La rue débouche sur la gigantesque place du marché, Sukiennice, immortalisée par toutes les " cartes postales "....... C'est colossal, avec l'église Notre-Dame sur la droite, le bâtiment du marché au centre, et tout autour ces étonnantes maisons surgies directement du Moyen Age....... Et des bistrots par dizaines où coulent de fantastiques bières blondes. Mais le plus surprenant, ce sont les pigeons..... Il y en a partout, des milliers, qui attentent fort sagement une pitance touristique. Et il y a une explication à cette présence envahissante !


PIGEONS DE CRACOVIE


Après la mort du roi Boleslas III Krzywousty (" A la Bouche Courbée ") en 1138, la Pologne fut partagée en plusieurs ;principautés. Cet état pitoyable dura jusqu'au XIV siècle. Il avait des gouverneurs qui voulaient réunir tous les territoires particuliers. En 1288 Henryk Probus devint le prince de Cracovie. Il était capable des plus grands efforts en vue de rassembler les terres polonaises. Mais pour atteindre ce but il lui fallait obtenir l'accord du pape et d'autres princes. La route pour Rome n'était pas seulement dangereuse et longue, mais surtout onéreuse. Et le trésor était vide. Que faire pour le remplir? Le prince convoqua les marchands et les nobles et demanda leur aide. Ils l'écoutèrent dans un silence mortel et, puisqu'ils ne croyaient point en la réussite de son expédition, ils refusèrent. Ainsi les riches magnats ne lui donnèrent rien. Henri était désespéré et il décida de se procurer les moyens d'effectuer son voyage d'une manière moins claire.
Un de ses domestiques lui suggéra d'obtenir l'aide d'une sorcière. Le prince accepta cette idée et décida de rechercher une sorcière connue dans la ville. Mais elle était tellement laide et terrible que personne ne voulut l'accompagner. Alors Henri partit seul à la recherche de la petite chaumière où la sorcière exerçait son métier ambigu. Sachez qu'en chemin le brave prince rencontra beaucoup d'aventures mais qu'enfin, après avoir pénétré dans les marécages, il trouva la cabane de la sorcière. Il y entra et jeta un coup d'œil sur une femme qui agitait un liquide puant dans un grand cuvier. Le prince, un peu intimidé, lui expliqua le but de sa visite et demanda son aide. La sorcière après avoir écouté toute son histoire sourit et promit de lui donner suffisamment d'argent pour payer son voyage en Italie. Mais à condition que pendant son absence ses chevaliers soient transformés en pigeons. Le prince, satisfait puisque cette exigence lui semblait très facile, l'accepta. Le lendemain, la sorcière vint à Cracovie sur la grand' Place et dans le silence morne de la foule, chuchota ses formules magiques.
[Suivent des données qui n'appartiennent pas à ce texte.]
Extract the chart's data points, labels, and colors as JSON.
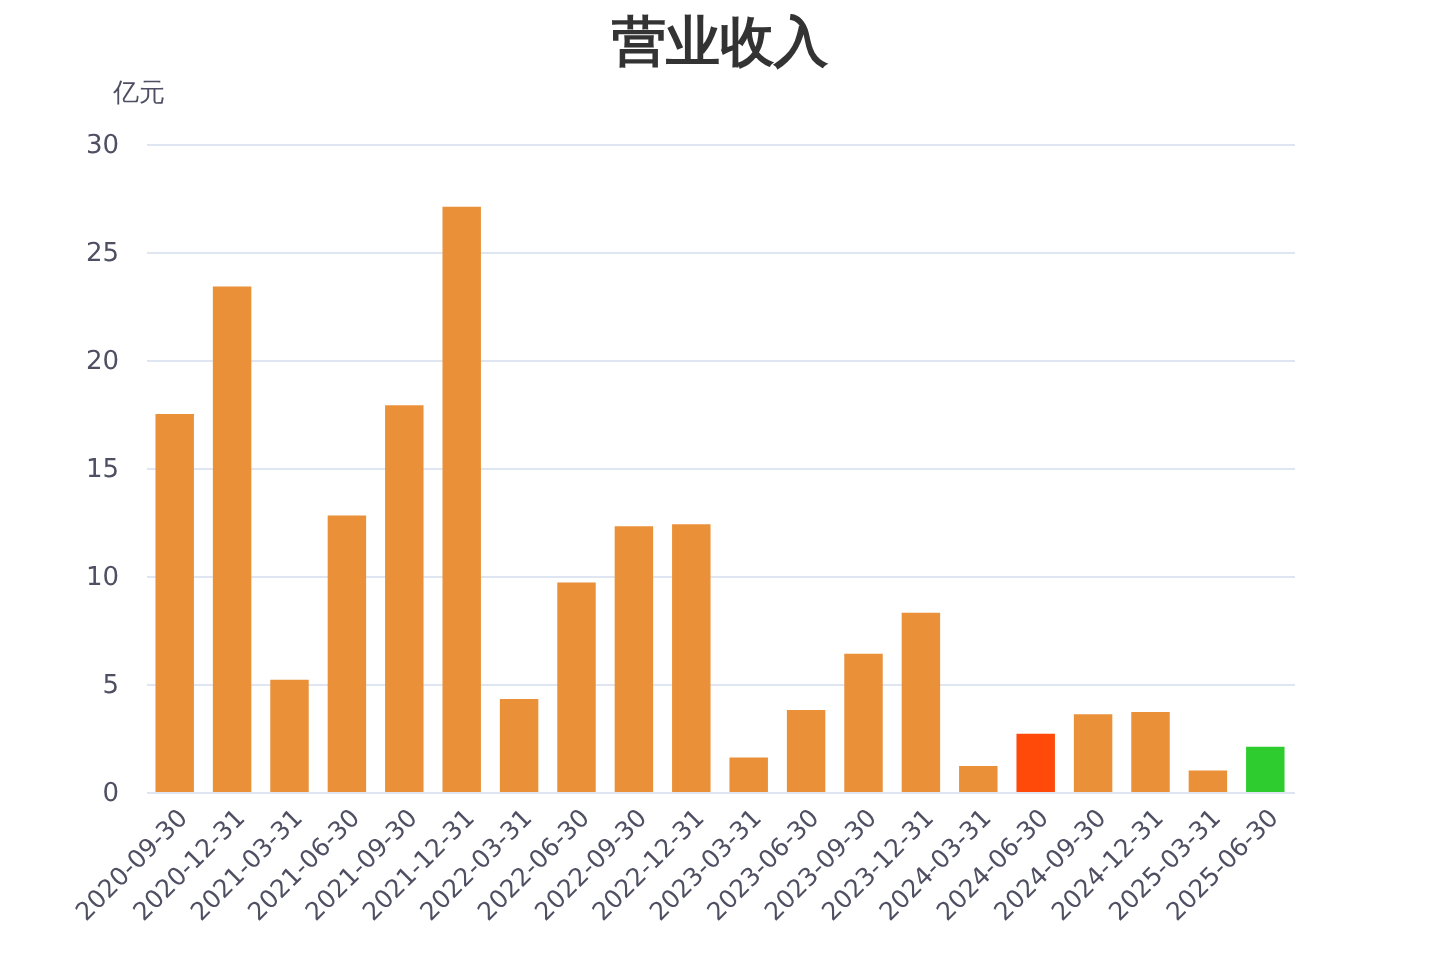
{
  "chart_data": {
    "type": "bar",
    "title": "营业收入",
    "ylabel": "亿元",
    "categories": [
      "2020-09-30",
      "2020-12-31",
      "2021-03-31",
      "2021-06-30",
      "2021-09-30",
      "2021-12-31",
      "2022-03-31",
      "2022-06-30",
      "2022-09-30",
      "2022-12-31",
      "2023-03-31",
      "2023-06-30",
      "2023-09-30",
      "2023-12-31",
      "2024-03-31",
      "2024-06-30",
      "2024-09-30",
      "2024-12-31",
      "2025-03-31",
      "2025-06-30"
    ],
    "values": [
      17.5,
      23.4,
      5.2,
      12.8,
      17.9,
      27.1,
      4.3,
      9.7,
      12.3,
      12.4,
      1.6,
      3.8,
      6.4,
      8.3,
      1.2,
      2.7,
      3.6,
      3.7,
      1.0,
      2.1
    ],
    "colors": [
      "#ea9038",
      "#ea9038",
      "#ea9038",
      "#ea9038",
      "#ea9038",
      "#ea9038",
      "#ea9038",
      "#ea9038",
      "#ea9038",
      "#ea9038",
      "#ea9038",
      "#ea9038",
      "#ea9038",
      "#ea9038",
      "#ea9038",
      "#ff4a0a",
      "#ea9038",
      "#ea9038",
      "#ea9038",
      "#2ecc2e"
    ],
    "ylim": [
      0,
      30
    ],
    "yticks": [
      0,
      5,
      10,
      15,
      20,
      25,
      30
    ],
    "grid": "y"
  }
}
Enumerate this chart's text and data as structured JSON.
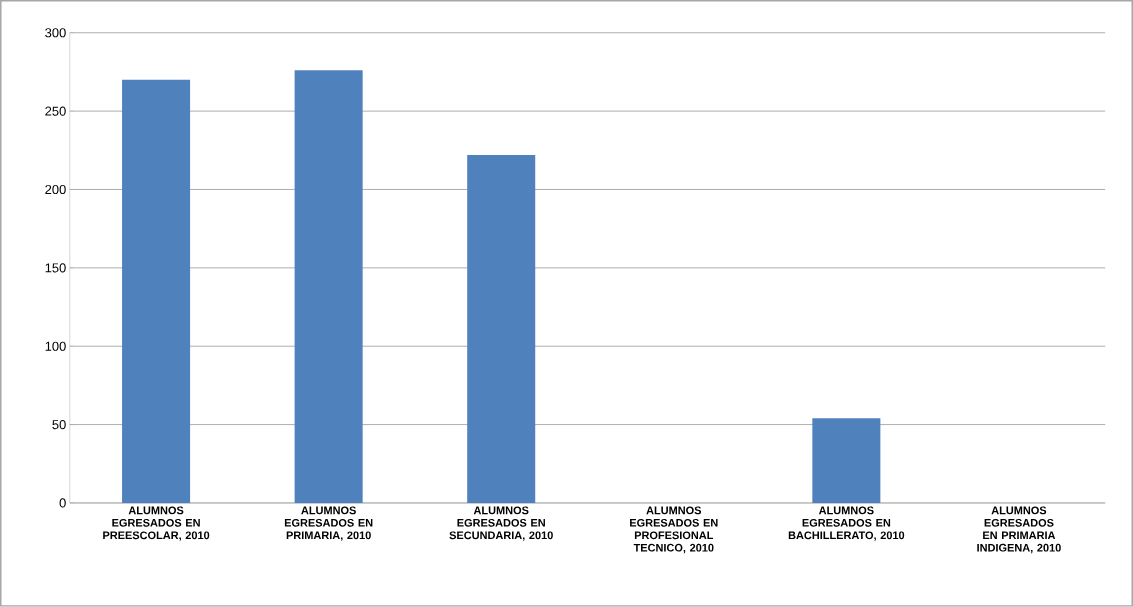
{
  "chart_data": {
    "type": "bar",
    "categories": [
      "ALUMNOS EGRESADOS EN PREESCOLAR, 2010",
      "ALUMNOS EGRESADOS EN PRIMARIA, 2010",
      "ALUMNOS EGRESADOS EN SECUNDARIA, 2010",
      "ALUMNOS EGRESADOS EN PROFESIONAL TECNICO, 2010",
      "ALUMNOS EGRESADOS EN BACHILLERATO, 2010",
      "ALUMNOS EGRESADOS EN PRIMARIA INDIGENA, 2010"
    ],
    "values": [
      270,
      276,
      222,
      0,
      54,
      0
    ],
    "color": "#4f81bd",
    "ylim": [
      0,
      300
    ],
    "yticks": [
      0,
      50,
      100,
      150,
      200,
      250,
      300
    ],
    "grid": "y"
  }
}
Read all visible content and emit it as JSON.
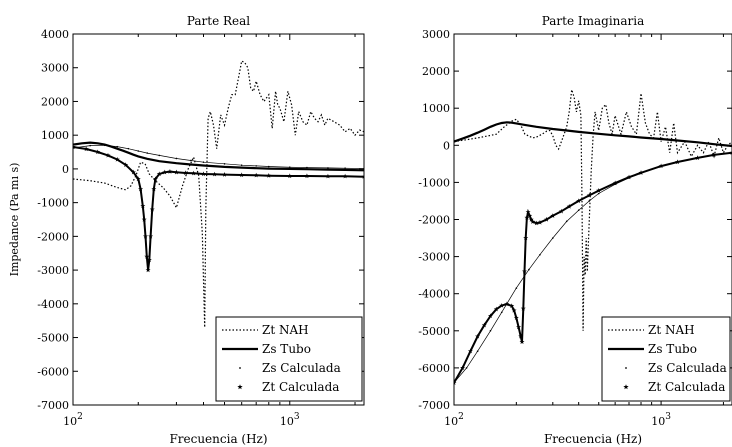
{
  "chart_data": [
    {
      "type": "line",
      "title": "Parte Real",
      "xlabel": "Frecuencia (Hz)",
      "ylabel": "Impedance (Pa mı s)",
      "xscale": "log",
      "xlim": [
        100,
        2200
      ],
      "ylim": [
        -7000,
        4000
      ],
      "yticks": [
        -7000,
        -6000,
        -5000,
        -4000,
        -3000,
        -2000,
        -1000,
        0,
        1000,
        2000,
        3000,
        4000
      ],
      "xticks": [
        {
          "value": 100,
          "base": "10",
          "exp": "2"
        },
        {
          "value": 1000,
          "base": "10",
          "exp": "3"
        }
      ],
      "legend": "bottom-right",
      "grid": false,
      "series": [
        {
          "name": "Zt NAH",
          "style": "dotted",
          "x": [
            100,
            120,
            140,
            160,
            175,
            185,
            195,
            205,
            215,
            225,
            240,
            260,
            280,
            300,
            320,
            340,
            360,
            380,
            395,
            405,
            410,
            420,
            430,
            445,
            460,
            480,
            500,
            520,
            540,
            560,
            580,
            600,
            620,
            640,
            660,
            680,
            700,
            730,
            760,
            800,
            830,
            860,
            880,
            900,
            940,
            980,
            1020,
            1060,
            1100,
            1150,
            1200,
            1250,
            1300,
            1350,
            1400,
            1450,
            1500,
            1600,
            1700,
            1800,
            1900,
            2000,
            2100,
            2200
          ],
          "y": [
            -300,
            -350,
            -420,
            -550,
            -620,
            -500,
            -200,
            200,
            150,
            -150,
            -350,
            -550,
            -800,
            -1150,
            -500,
            0,
            350,
            -200,
            -1900,
            -4700,
            -1200,
            1500,
            1700,
            1300,
            600,
            1600,
            1300,
            1800,
            2200,
            2200,
            2700,
            3200,
            3150,
            3000,
            2400,
            2300,
            2600,
            2200,
            2000,
            2200,
            1200,
            2300,
            1900,
            1800,
            1400,
            2300,
            1900,
            1000,
            1700,
            1400,
            1300,
            1700,
            1500,
            1400,
            1600,
            1300,
            1500,
            1400,
            1300,
            1100,
            1200,
            1000,
            1150,
            1100
          ]
        },
        {
          "name": "Zs Tubo",
          "style": "solid-thick",
          "x": [
            100,
            110,
            120,
            130,
            140,
            150,
            160,
            170,
            180,
            190,
            200,
            220,
            250,
            300,
            350,
            400,
            500,
            600,
            700,
            800,
            1000,
            1200,
            1500,
            1800,
            2200
          ],
          "y": [
            720,
            760,
            780,
            760,
            720,
            660,
            600,
            540,
            480,
            420,
            370,
            300,
            230,
            170,
            130,
            100,
            60,
            40,
            20,
            10,
            0,
            -10,
            -20,
            -30,
            -40
          ]
        },
        {
          "name": "Zs Calculada",
          "style": "dots",
          "x": [
            100,
            120,
            140,
            160,
            180,
            200,
            220,
            250,
            300,
            350,
            400,
            500,
            600,
            700,
            800,
            1000,
            1200,
            1500,
            1800,
            2200
          ],
          "y": [
            620,
            690,
            700,
            660,
            600,
            530,
            470,
            400,
            310,
            250,
            200,
            150,
            110,
            90,
            70,
            50,
            40,
            30,
            20,
            10
          ]
        },
        {
          "name": "Zt Calculada",
          "style": "stars",
          "x": [
            100,
            115,
            130,
            145,
            160,
            175,
            190,
            200,
            205,
            210,
            213,
            216,
            219,
            222,
            225,
            228,
            232,
            236,
            240,
            250,
            265,
            280,
            300,
            330,
            360,
            400,
            450,
            500,
            600,
            700,
            800,
            1000,
            1200,
            1500,
            1800,
            2200
          ],
          "y": [
            650,
            590,
            500,
            400,
            280,
            120,
            -100,
            -300,
            -600,
            -1100,
            -1500,
            -2000,
            -2600,
            -3000,
            -2700,
            -2000,
            -1200,
            -600,
            -300,
            -150,
            -100,
            -80,
            -100,
            -120,
            -130,
            -150,
            -160,
            -170,
            -180,
            -190,
            -200,
            -210,
            -210,
            -220,
            -220,
            -230
          ]
        }
      ]
    },
    {
      "type": "line",
      "title": "Parte Imaginaria",
      "xlabel": "Frecuencia (Hz)",
      "ylabel": "",
      "xscale": "log",
      "xlim": [
        100,
        2200
      ],
      "ylim": [
        -7000,
        3000
      ],
      "yticks": [
        -7000,
        -6000,
        -5000,
        -4000,
        -3000,
        -2000,
        -1000,
        0,
        1000,
        2000,
        3000
      ],
      "xticks": [
        {
          "value": 100,
          "base": "10",
          "exp": "2"
        },
        {
          "value": 1000,
          "base": "10",
          "exp": "3"
        }
      ],
      "legend": "bottom-right",
      "grid": false,
      "series": [
        {
          "name": "Zt NAH",
          "style": "dotted",
          "x": [
            100,
            115,
            130,
            145,
            160,
            175,
            190,
            200,
            210,
            220,
            230,
            240,
            250,
            260,
            270,
            280,
            290,
            300,
            310,
            320,
            330,
            340,
            350,
            360,
            370,
            380,
            390,
            400,
            410,
            415,
            420,
            425,
            430,
            435,
            440,
            450,
            460,
            470,
            480,
            500,
            520,
            540,
            560,
            580,
            600,
            640,
            680,
            720,
            760,
            800,
            840,
            880,
            920,
            960,
            1000,
            1050,
            1100,
            1150,
            1200,
            1300,
            1400,
            1500,
            1600,
            1700,
            1800,
            1900,
            2000,
            2100,
            2200
          ],
          "y": [
            100,
            150,
            200,
            250,
            300,
            500,
            650,
            700,
            550,
            300,
            250,
            200,
            220,
            270,
            320,
            380,
            400,
            260,
            0,
            -100,
            100,
            300,
            500,
            900,
            1500,
            1300,
            900,
            1200,
            800,
            -1500,
            -5000,
            -3000,
            -3500,
            -2500,
            -3400,
            -2000,
            -700,
            300,
            900,
            400,
            1000,
            1100,
            600,
            300,
            800,
            300,
            900,
            500,
            300,
            1400,
            600,
            300,
            200,
            900,
            100,
            500,
            -200,
            600,
            -200,
            100,
            -300,
            0,
            -200,
            100,
            -300,
            200,
            -200,
            0,
            100
          ]
        },
        {
          "name": "Zs Tubo",
          "style": "solid-thick",
          "x": [
            100,
            110,
            120,
            130,
            140,
            150,
            160,
            170,
            180,
            190,
            200,
            220,
            250,
            300,
            350,
            400,
            500,
            600,
            700,
            800,
            1000,
            1200,
            1500,
            1800,
            2200
          ],
          "y": [
            100,
            180,
            260,
            340,
            420,
            500,
            560,
            600,
            620,
            610,
            590,
            550,
            500,
            440,
            400,
            360,
            310,
            270,
            240,
            210,
            170,
            130,
            80,
            30,
            -20
          ]
        },
        {
          "name": "Zs Calculada",
          "style": "dots",
          "x": [
            100,
            115,
            130,
            150,
            170,
            200,
            230,
            260,
            300,
            350,
            400,
            450,
            500,
            600,
            700,
            800,
            1000,
            1200,
            1500,
            1800,
            2200
          ],
          "y": [
            -6400,
            -6000,
            -5550,
            -5000,
            -4500,
            -3850,
            -3350,
            -2950,
            -2500,
            -2050,
            -1750,
            -1500,
            -1300,
            -1050,
            -880,
            -750,
            -560,
            -450,
            -340,
            -260,
            -200
          ]
        },
        {
          "name": "Zt Calculada",
          "style": "stars",
          "x": [
            100,
            110,
            120,
            130,
            140,
            150,
            160,
            170,
            180,
            190,
            195,
            200,
            205,
            210,
            213,
            216,
            219,
            222,
            225,
            228,
            232,
            236,
            240,
            250,
            260,
            280,
            300,
            330,
            360,
            400,
            450,
            500,
            600,
            700,
            800,
            1000,
            1200,
            1500,
            1800,
            2200
          ],
          "y": [
            -6400,
            -6000,
            -5550,
            -5150,
            -4850,
            -4600,
            -4420,
            -4320,
            -4280,
            -4330,
            -4450,
            -4650,
            -4900,
            -5150,
            -5300,
            -4400,
            -3400,
            -2500,
            -1950,
            -1800,
            -1900,
            -2000,
            -2060,
            -2100,
            -2080,
            -2000,
            -1900,
            -1780,
            -1650,
            -1500,
            -1350,
            -1220,
            -1020,
            -860,
            -740,
            -560,
            -450,
            -340,
            -260,
            -200
          ]
        }
      ]
    }
  ]
}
Tout - à - coup, l'équipe de chevaliers se transforma en pigeons qui prirent leur essor, volèrent au-dessus de leur maître et se posèrent autour des murailles de l'église, où ils se mirent à becqueter briques et cailloux qui, après avoir touché terre, se transformèrent en or et joyaux. On ramassa ainsi des corbeilles de bijoux. Enfin le prince put prendre la route de l'Italie. Mais le pauvre! A sa grande honte, tenté par les plaisirs divers qui attendent les pèlerins dans les pays étranges, il gaspilla toute sa fortune avant d'avoir atteint Rome. Déshonoré, il revint à Cracovie où il essaya de trouver la sorcière. En vain! Personne n'arriva jamais à désensorceler les chevaliers. Le prince ne perdit pas seulement son capital et la possibilité de réunir les terres polonaises mais aussi son équipe fidèle.
Depuis cette époque, les habitants de la ville protègent les pigeons cracoviens. Ils savent que ce sont les chevaliers qui attendent toujours le retour du souverain avec la couronne royale. .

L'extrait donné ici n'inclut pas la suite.